Large Language Models available on Yaddle

gpt-5-nano

GPT-5 Nano is OpenAI's fastest and most cost-efficient GPT-5 model. It is the best fit on Yaddle for quick answers, follow-up question generation, summarization, classification, and other cost-sensitive high-volume tasks.

Notable features include text input and output, image input support, a 400k context window, up to 128k output tokens, streaming, function calling, structured outputs, and configurable reasoning effort.

Learn more on this model from OpenAI or ask Yaddle about gpt-5-nano.

OpenAI

Released August 7, 2025

gpt-4o-mini

GPT-4o Mini is a compact, cost-effective OpenAI model retained on Yaddle for users who want the previous small-model behavior.

Notable features include support for text and vision inputs, a 128k context window, and up to 16k output tokens per request. It remains useful for cost-sensitive tasks that need legacy OpenAI compatibility.

Learn more on this model from OpenAI or ask Yaddle about gpt-4o-mini.

OpenAI

Released May 13, 2024

GPT-OSS-120B

GPT-OSS-120B is OpenAI's flagship open-weight reasoning model. It is built for higher-capability agentic tasks, with stronger multi-step reasoning, coding, and tool-use performance than smaller open models while still running quickly on Groq.

Notable features include a 131k context window, up to 65,536 output tokens, and strong benchmark performance for coding and advanced research workflows. It is a better fit when answer quality matters more than absolute lowest cost or latency.
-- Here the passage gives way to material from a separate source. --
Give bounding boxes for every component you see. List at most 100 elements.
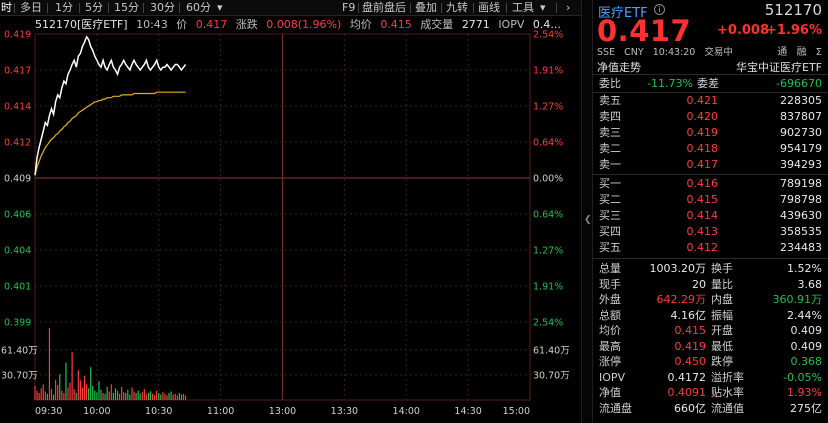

Learn more on this model on Groq or ask Yaddle about GPT-OSS-120B.

OpenAI

Released August 5, 2025

GPT-OSS-20B

GPT-OSS-20B is one of OpenAI's open-weight language models, released as part of their commitment to open AI development. This 20 billion parameter model offers strong performance across a wide range of tasks while being fully accessible and transparent for developers and researchers.

Notable features include multilingual capabilities, strong reasoning abilities, and efficient inference. It's designed for developers and researchers who want to build upon and customize AI models for their specific use cases, with full access to the model weights and architecture.

Learn more on this model from OpenAI or ask Yaddle about GPT-OSS-20B.

OpenAI

Released August 5, 2025

Claude Haiku 4.5

Claude Haiku 4.5 is a fast, cost-efficient AI model from Anthropic. It is designed for low-latency responses and strong performance across coding, agent, and everyday assistant tasks.

Learn more on this model from Anthropic or ask Yaddle about Claude Haiku 4.5.

Anthropic

Released March 4, 2024

Llama-3.1-8B

Llama-3.1-8B is a low-latency model from Meta designed for quick responses and efficient inference while retaining strong general capability across common language tasks.

Learn more on this model family from Meta or ask Yaddle about llama-3.1-8b.

Llama-3.3-70B

Llama-3.3-70B is a high-capability model from Meta with stronger reasoning and coding performance for more complex prompts and multi-step tasks.

Learn more on this model family from Meta or ask Yaddle about llama-3.3-70b.

Qwen3-32B

Qwen3-32B is a fast reasoning model from Alibaba, designed for efficiency and strong performance on a variety of language tasks. It is well-suited for users seeking a balance of speed and capability.

Learn more on this model from Alibaba or ask Yaddle about Qwen3-32B.

Alibaba

Released May 2025

Gemini 2.5 Flash Lite

Gemini 2.5 Flash Lite is a medium, fast model from Google, designed for quick, high-quality responses. It is suitable for a wide range of general-purpose tasks and excels in speed and efficiency.

Learn more on this model from Google or ask Yaddle about Gemini 2.5 Flash Lite.

Google

Released May 14, 2024

Llama-4-Scout

Llama-4-Scout is Meta's latest fast model, designed for high efficiency and strong performance across a variety of tasks. It is ideal for users who want the latest advancements in open-source language models.

Learn more on this model from Meta or ask Yaddle about Llama-4-Scout.

Choose for me

Not sure which model to use? Select "Choose for me" and Yaddle will automatically pick the best model for your question based on speed, accuracy, and current availability.